Ob Autobauer, Waffenindustrie oder Alkohol - Lobbygruppen gehören vor allem in den USA zum Alltagsgeschäft der Politik. Umso erstaunlicher, dass die Internetbranche, in der sich mittlerweile mehrere milliardenschwere Unternehmen tummeln, bisher noch keine einheitliche Lobbygruppe gegründet hatte. Das soll sich nun ändern.
Alle Branchengrößen an Bord
Mehrere führende Internetkonzerne haben sich dazu entschlossen mit der Internet Association eine eigene Lobbygruppe zu gründen. Der Verband soll laut einem Bericht der Washington Post ab September seine Arbeit aufnehmen und sich für ein „offenes, innovatives und freies Internet" einsetzen.
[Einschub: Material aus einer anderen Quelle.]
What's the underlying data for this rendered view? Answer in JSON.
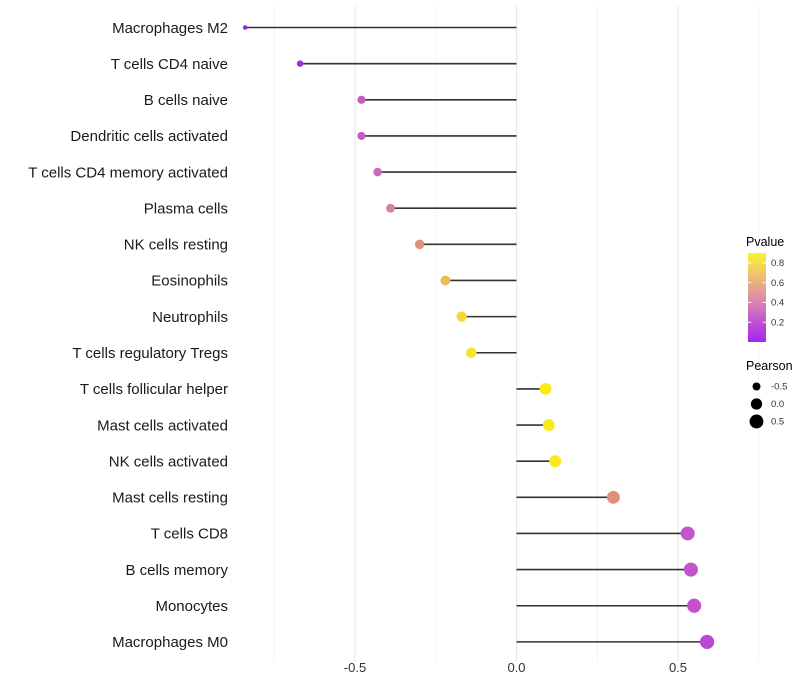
{
  "chart_data": {
    "type": "scatter",
    "variant": "lollipop",
    "title": "",
    "xlabel": "",
    "ylabel": "",
    "x_tick_labels": [
      "-0.5",
      "0.0",
      "0.5"
    ],
    "x_tick_values": [
      -0.5,
      0.0,
      0.5
    ],
    "x_minor_gridlines": [
      -0.75,
      -0.25,
      0.25,
      0.75
    ],
    "xlim": [
      -0.89,
      0.86
    ],
    "baseline_x": 0.0,
    "grid": "vertical-only",
    "stem_color": "#333333",
    "text_color": "#1a1a1a",
    "axis_text_color": "#333333",
    "major_grid_color": "#e5e5e5",
    "minor_grid_color": "#f2f2f2",
    "categories": [
      "Macrophages M2",
      "T cells CD4 naive",
      "B cells naive",
      "Dendritic cells activated",
      "T cells CD4 memory activated",
      "Plasma cells",
      "NK cells resting",
      "Eosinophils",
      "Neutrophils",
      "T cells regulatory  Tregs",
      "T cells follicular helper",
      "Mast cells activated",
      "NK cells activated",
      "Mast cells resting",
      "T cells CD8",
      "B cells memory",
      "Monocytes",
      "Macrophages M0"
    ],
    "series": [
      {
        "name": "Pearson correlation",
        "points": [
          {
            "label": "Macrophages M2",
            "pearson": -0.84,
            "color": "#8d28d8"
          },
          {
            "label": "T cells CD4 naive",
            "pearson": -0.67,
            "color": "#a42ce0"
          },
          {
            "label": "B cells naive",
            "pearson": -0.48,
            "color": "#c35dc4"
          },
          {
            "label": "Dendritic cells activated",
            "pearson": -0.48,
            "color": "#c35dc4"
          },
          {
            "label": "T cells CD4 memory activated",
            "pearson": -0.43,
            "color": "#ca6cba"
          },
          {
            "label": "Plasma cells",
            "pearson": -0.39,
            "color": "#d480a8"
          },
          {
            "label": "NK cells resting",
            "pearson": -0.3,
            "color": "#df937b"
          },
          {
            "label": "Eosinophils",
            "pearson": -0.22,
            "color": "#ecbb55"
          },
          {
            "label": "Neutrophils",
            "pearson": -0.17,
            "color": "#f3d838"
          },
          {
            "label": "T cells regulatory  Tregs",
            "pearson": -0.14,
            "color": "#f7e52c"
          },
          {
            "label": "T cells follicular helper",
            "pearson": 0.09,
            "color": "#fbec17"
          },
          {
            "label": "Mast cells activated",
            "pearson": 0.1,
            "color": "#fbea1a"
          },
          {
            "label": "NK cells activated",
            "pearson": 0.12,
            "color": "#fae91d"
          },
          {
            "label": "Mast cells resting",
            "pearson": 0.3,
            "color": "#df9078"
          },
          {
            "label": "T cells CD8",
            "pearson": 0.53,
            "color": "#c556c9"
          },
          {
            "label": "B cells memory",
            "pearson": 0.54,
            "color": "#c454cb"
          },
          {
            "label": "Monocytes",
            "pearson": 0.55,
            "color": "#c352cc"
          },
          {
            "label": "Macrophages M0",
            "pearson": 0.59,
            "color": "#ba49d3"
          }
        ]
      }
    ],
    "legend_position": "right",
    "legends": {
      "pvalue": {
        "title": "Pvalue",
        "tick_labels": [
          "0.8",
          "0.6",
          "0.4",
          "0.2"
        ],
        "tick_values": [
          0.8,
          0.6,
          0.4,
          0.2
        ],
        "bar_range": [
          0.0,
          0.9
        ],
        "gradient_bottom_to_top": [
          {
            "offset": 0.0,
            "color": "#a228f0"
          },
          {
            "offset": 0.18,
            "color": "#bb47da"
          },
          {
            "offset": 0.36,
            "color": "#d173be"
          },
          {
            "offset": 0.5,
            "color": "#de8fa4"
          },
          {
            "offset": 0.64,
            "color": "#e7ab87"
          },
          {
            "offset": 0.78,
            "color": "#efc766"
          },
          {
            "offset": 0.9,
            "color": "#f6df48"
          },
          {
            "offset": 1.0,
            "color": "#fbf22c"
          }
        ]
      },
      "pearson": {
        "title": "Pearson",
        "entries": [
          {
            "label": "-0.5",
            "value": -0.5
          },
          {
            "label": "0.0",
            "value": 0.0
          },
          {
            "label": "0.5",
            "value": 0.5
          }
        ],
        "dot_color": "#000000"
      }
    }
  }
}
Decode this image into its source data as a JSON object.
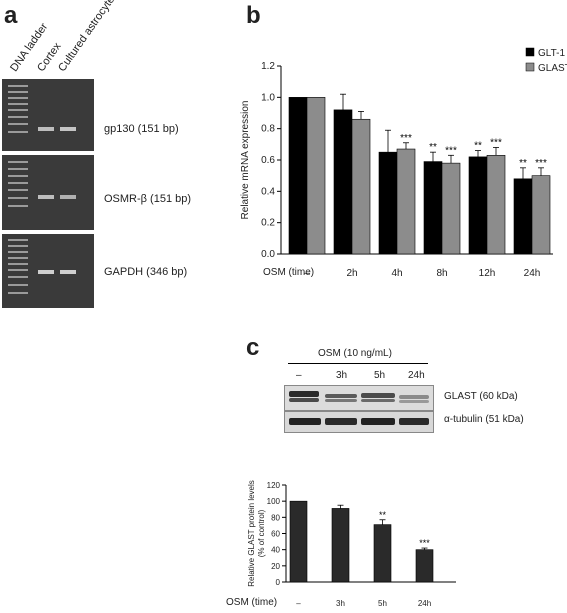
{
  "panel_a": {
    "letter": "a",
    "lane_headers": [
      "DNA ladder",
      "Cortex",
      "Cultured astrocytes"
    ],
    "gels": [
      {
        "label": "gp130 (151 bp)"
      },
      {
        "label": "OSMR-β (151 bp)"
      },
      {
        "label": "GAPDH (346 bp)"
      }
    ]
  },
  "panel_b": {
    "letter": "b",
    "xlabel_prefix": "OSM (time)",
    "ylabel": "Relative mRNA expression"
  },
  "panel_c": {
    "letter": "c",
    "blot_title": "OSM (10 ng/mL)",
    "blot_lanes": [
      "–",
      "3h",
      "5h",
      "24h"
    ],
    "blot_rows": [
      "GLAST (60 kDa)",
      "α-tubulin (51 kDa)"
    ],
    "xlabel_prefix": "OSM (time)",
    "ylabel_line1": "Relative GLAST protein levels",
    "ylabel_line2": "(% of control)"
  },
  "chart_data": [
    {
      "type": "bar",
      "categories": [
        "–",
        "2h",
        "4h",
        "8h",
        "12h",
        "24h"
      ],
      "series": [
        {
          "name": "GLT-1",
          "color": "#000000",
          "values": [
            1.0,
            0.92,
            0.65,
            0.59,
            0.62,
            0.48
          ],
          "errors": [
            0.0,
            0.1,
            0.14,
            0.06,
            0.04,
            0.07
          ],
          "significance": [
            "",
            "",
            "",
            "**",
            "**",
            "**"
          ]
        },
        {
          "name": "GLAST",
          "color": "#8c8c8c",
          "values": [
            1.0,
            0.86,
            0.67,
            0.58,
            0.63,
            0.5
          ],
          "errors": [
            0.0,
            0.05,
            0.04,
            0.05,
            0.05,
            0.05
          ],
          "significance": [
            "",
            "",
            "***",
            "***",
            "***",
            "***"
          ]
        }
      ],
      "ylim": [
        0,
        1.2
      ],
      "yticks": [
        "0.0",
        "0.2",
        "0.4",
        "0.6",
        "0.8",
        "1.0",
        "1.2"
      ],
      "legend": "top-right"
    },
    {
      "type": "bar",
      "categories": [
        "–",
        "3h",
        "5h",
        "24h"
      ],
      "series": [
        {
          "color": "#2a2a2a",
          "values": [
            100,
            91,
            71,
            40
          ],
          "errors": [
            0,
            4,
            6,
            2
          ],
          "significance": [
            "",
            "",
            "**",
            "***"
          ]
        }
      ],
      "ylim": [
        0,
        120
      ],
      "yticks": [
        "0",
        "20",
        "40",
        "60",
        "80",
        "100",
        "120"
      ]
    }
  ]
}
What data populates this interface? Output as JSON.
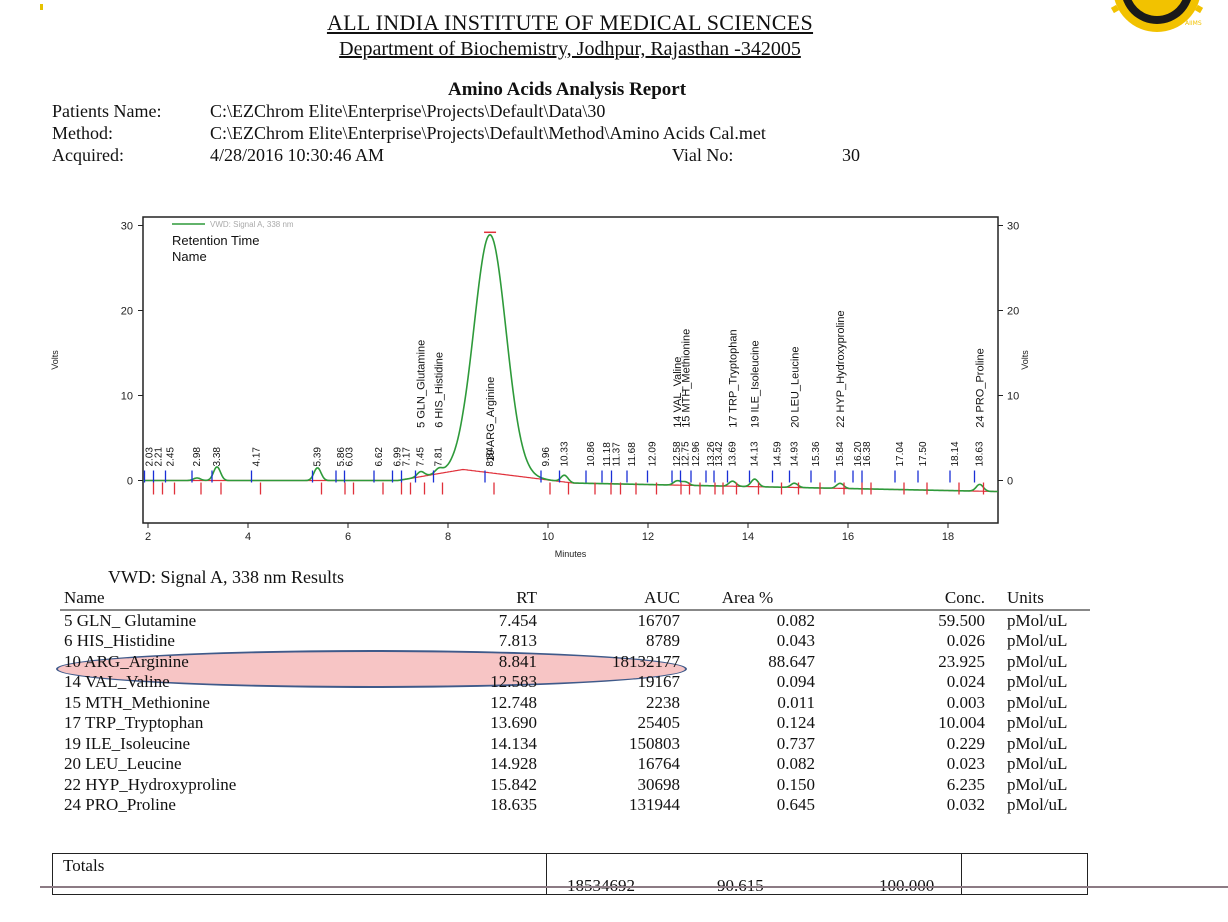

Zu den bekanntesten Mitgliedern zählen mit Amazon, Ebay, Facebook und Google die vier bekanntesten Internunternehmen Amerikas. Leiter soll der ehemalige Kongress-Mitarbeiter Michael Beckerman werden.

Sinnvoller Schritt
Die Gründung eines gemeinsamen Verbandes ist ein sinnvoller Schritt, ist doch gerade das Internet häufig noch eine rechtliche Grauzone. Unabhängig davon sind Amazon und Ebay zwei Top-Picks aus dem Bereich des Online-Handels. Auch die Aktie des Suchmaschinenriesen Google hat weiteres Aufwärtspotenzial. Facebook veröffentlicht heute zum ersten Mal seit dem Börsengang seine Quartalszahlen. Interessierte Anleger sollten angesichts der bisherigen Turbulenzen mit einem Engagement zumindest abwarten, bis diese veröffentlicht sind.